Cerita Ki Ageng Selo merupakan cerita legendaris.
Tokoh ini dianggap sebagai penurun raja - raja Mataram, Surakarta dan
Yogyakarta sampai sekarang. Ki Ageng Selo atau Kyai Ageng Ngabdurahman Selo,
dimana sekarang makamnya terdapat di desa Selo, Kecamatan Tawangharjo,
Kabupaten Dati II Grobogan, adalah tokoh legendaris yang cukup dikenal oleh
masyarakat Daerah Grobogan, namun belum banyak diketahui tentang sejarahnya
yang sebenarnya. Dalam cerita tersebut dia lebih dikenal sebagai tokoh sakti
yang mampu menangkap halilintar (bledheg).
Menurut
cerita dalam babad tanah Jawi (Meinama, 1905; Al - thoff, 1941), Ki
Ageng Selo adalah keturunan Majapahit.
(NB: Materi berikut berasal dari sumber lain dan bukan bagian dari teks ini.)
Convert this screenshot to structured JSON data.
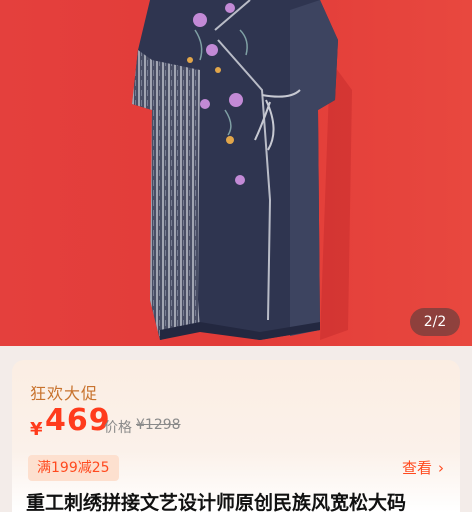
{
  "gallery": {
    "counter": "2/2",
    "background_color": "#e33a3a",
    "garment_color": "#2f3550"
  },
  "promo": {
    "label": "狂欢大促"
  },
  "price": {
    "currency": "¥",
    "current": "469",
    "original_label": "价格",
    "original": "¥1298",
    "accent_color": "#ff3b1c"
  },
  "coupon": {
    "label": "满199减25",
    "view_label": "查看"
  },
  "product": {
    "title": "重工刺绣拼接文艺设计师原创民族风宽松大码"
  }
}
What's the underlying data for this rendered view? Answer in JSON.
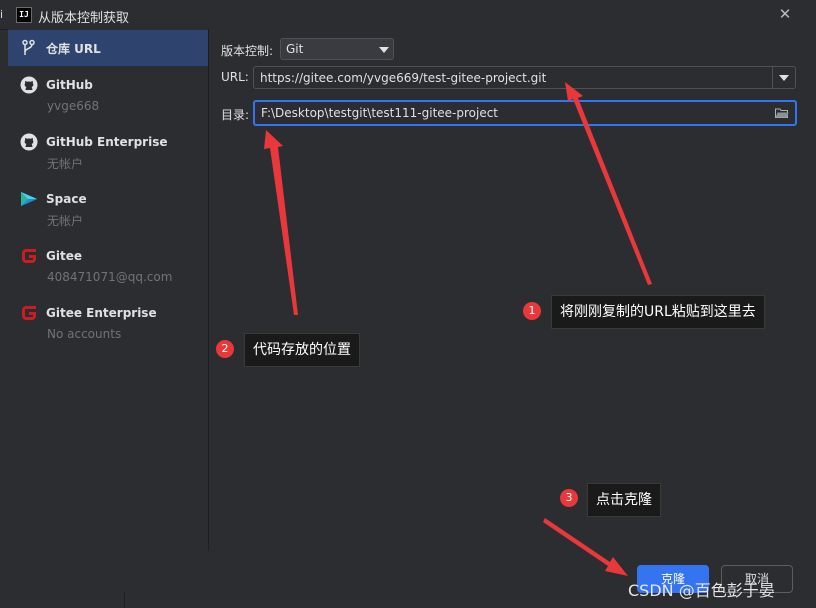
{
  "window": {
    "title": "从版本控制获取",
    "logo_text": "IJ",
    "edge_fragment": "i"
  },
  "sidebar": {
    "items": [
      {
        "label": "仓库 URL",
        "sub": "",
        "icon": "vcs-branch-icon"
      },
      {
        "label": "GitHub",
        "sub": "yvge668",
        "icon": "github-icon"
      },
      {
        "label": "GitHub Enterprise",
        "sub": "无帐户",
        "icon": "github-icon"
      },
      {
        "label": "Space",
        "sub": "无帐户",
        "icon": "space-icon"
      },
      {
        "label": "Gitee",
        "sub": "408471071@qq.com",
        "icon": "gitee-icon"
      },
      {
        "label": "Gitee Enterprise",
        "sub": "No accounts",
        "icon": "gitee-icon"
      }
    ]
  },
  "form": {
    "vcs_label": "版本控制:",
    "vcs_value": "Git",
    "url_label": "URL:",
    "url_value": "https://gitee.com/yvge669/test-gitee-project.git",
    "dir_label": "目录:",
    "dir_value": "F:\\Desktop\\testgit\\test111-gitee-project"
  },
  "footer": {
    "clone_label": "克隆",
    "cancel_label": "取消"
  },
  "annotations": [
    {
      "num": "1",
      "text": "将刚刚复制的URL粘贴到这里去"
    },
    {
      "num": "2",
      "text": "代码存放的位置"
    },
    {
      "num": "3",
      "text": "点击克隆"
    }
  ],
  "watermark": "CSDN @百色彭于晏",
  "colors": {
    "background": "#2b2d30",
    "selected": "#2e436e",
    "accent": "#3574f0",
    "annotation_red": "#e8383b",
    "gitee_red": "#c71d23"
  }
}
Raja Majapahit : Prabu Brawijaya
terakhir beristri putri Wandan kuning. Dari putri ini lahir seorang anak laki
- laki yang dinamakan Bondan Kejawan. Karena menurut ramalan ahli nujum anak
ini akan membunuh ayahnya, maka oleh raja, Bondan Kejawan dititipkan kepada
juru sabin raja : Ki Buyut Masharar setelah dewasa oleh raja diberikan kepada
Ki Ageng Tarub untuk berguru agama Islam dan ilmu kesaktian. Oleh Ki Ageng
Tarub, namanya diubah menjadi Lembu Peteng. Dia dikawinkan dengan putri Ki
Ageng Tarub yang bernama Dewi Nawangsih, dari ibu Bidadari Dewi Nawang Wulan.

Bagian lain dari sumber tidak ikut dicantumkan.